The consumer price index increased by 69.97% year on year in April, compared to 61.144% in March, according to the national statistics agency.
Erdogan, defying economic orthodoxy, maintains that significant interest rate cuts are required to bring down skyrocketing consumer costs.
The lira’s depreciation has increased the cost of energy imports, and international investors are increasingly fleeing the once-promising emerging economy.
According to economists, Turkey’s yearly inflation rate — the highest since Erdogan’s ruling AKP party took office in 2002 — is largely due to Erdogan’s unusual economic thinking.
Erdogan has pushed the supposedly independent central bank to reduce interest rates. Despite strong inflation, the bank maintained its benchmark interest rate for the fourth month in a row in April, yielding to criticism.

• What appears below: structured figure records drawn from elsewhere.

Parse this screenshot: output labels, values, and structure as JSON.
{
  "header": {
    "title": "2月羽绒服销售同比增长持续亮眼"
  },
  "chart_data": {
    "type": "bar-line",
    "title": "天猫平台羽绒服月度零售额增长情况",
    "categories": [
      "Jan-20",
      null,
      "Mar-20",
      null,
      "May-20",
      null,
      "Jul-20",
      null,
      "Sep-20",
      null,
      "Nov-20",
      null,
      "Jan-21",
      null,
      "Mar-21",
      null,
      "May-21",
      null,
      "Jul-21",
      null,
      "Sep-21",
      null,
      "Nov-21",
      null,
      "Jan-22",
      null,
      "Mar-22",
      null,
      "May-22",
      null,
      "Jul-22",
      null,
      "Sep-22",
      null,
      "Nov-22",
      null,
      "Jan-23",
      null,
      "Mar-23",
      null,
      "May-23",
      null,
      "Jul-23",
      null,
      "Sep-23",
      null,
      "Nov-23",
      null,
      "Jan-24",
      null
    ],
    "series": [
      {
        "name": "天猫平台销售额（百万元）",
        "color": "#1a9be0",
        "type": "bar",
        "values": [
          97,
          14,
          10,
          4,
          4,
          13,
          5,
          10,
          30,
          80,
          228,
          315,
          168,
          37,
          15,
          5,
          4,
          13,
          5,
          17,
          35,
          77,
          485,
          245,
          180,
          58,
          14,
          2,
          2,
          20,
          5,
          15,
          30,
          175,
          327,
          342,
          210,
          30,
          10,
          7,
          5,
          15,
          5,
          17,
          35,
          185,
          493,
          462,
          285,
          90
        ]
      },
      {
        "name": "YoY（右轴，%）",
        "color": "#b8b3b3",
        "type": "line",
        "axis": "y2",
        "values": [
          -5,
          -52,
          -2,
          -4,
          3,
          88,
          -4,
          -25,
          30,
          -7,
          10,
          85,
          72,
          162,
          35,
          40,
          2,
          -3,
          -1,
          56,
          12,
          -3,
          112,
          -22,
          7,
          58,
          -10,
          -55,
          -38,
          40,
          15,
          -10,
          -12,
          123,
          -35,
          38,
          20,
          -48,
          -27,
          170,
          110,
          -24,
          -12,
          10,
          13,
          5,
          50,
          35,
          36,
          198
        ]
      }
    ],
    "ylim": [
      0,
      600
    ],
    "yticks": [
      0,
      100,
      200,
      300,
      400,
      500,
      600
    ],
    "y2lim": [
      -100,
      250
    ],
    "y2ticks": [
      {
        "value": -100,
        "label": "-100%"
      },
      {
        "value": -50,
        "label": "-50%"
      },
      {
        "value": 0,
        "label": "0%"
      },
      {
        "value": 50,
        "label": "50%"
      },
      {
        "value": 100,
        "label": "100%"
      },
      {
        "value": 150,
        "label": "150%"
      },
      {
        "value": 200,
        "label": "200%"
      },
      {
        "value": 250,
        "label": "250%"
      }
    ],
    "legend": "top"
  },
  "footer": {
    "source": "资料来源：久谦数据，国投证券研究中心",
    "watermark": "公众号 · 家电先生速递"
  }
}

The transportation industry saw the largest price rise in April, at 105.9%, while food and non-alcoholic beverages cost increased by 89.1%.
In a letter to clients, Timothy Ash, emerging markets analyst at BlueBay Asset Management, said, “True, it’s about food and energy price increases, but it’s also about Turkey’s stunning failure of monetary policy.”
“Inflation is caused by low-interest rates. Period. “Trying to rewrite economics to say the opposite, which is the economics equivalent of calling the planet flat,” he continued, accusing Erdogan of “trying to rewrite economics to say the opposite.”
Nureddin Nebati, the Treasury and Finance Minister, dismissed worries on Monday, stating that the current inflationary tendency was temporary and would “not extend over the long term and be permanent.”
“We will improve our citizens’ welfare and purchasing power over the previous level,” he said.
Shoppers voiced their frustrations about rising prices at a bazaar in an Istanbul neighbourhood on the European side.
“People are going hungry!” When I go shopping, I feel humiliated,” retired woman Rita Ezel told AFP.
“In ten days, my monthly pension will be gone.”
“The prices alter on a weekly basis,” remarked Seckin Gozuyasli, another retiree. Everything is so expensive now: milk, cheese, meat, everything, detergent, everything.”
She blamed rising prices on “bad economic policies” and Turkey’s hosting of 3.6 million Syrian refugees fleeing the turmoil at home.
Turkey has reduced taxes on various items and provided electricity bill subsidies to low-income people, but these measures have failed to reduce inflation.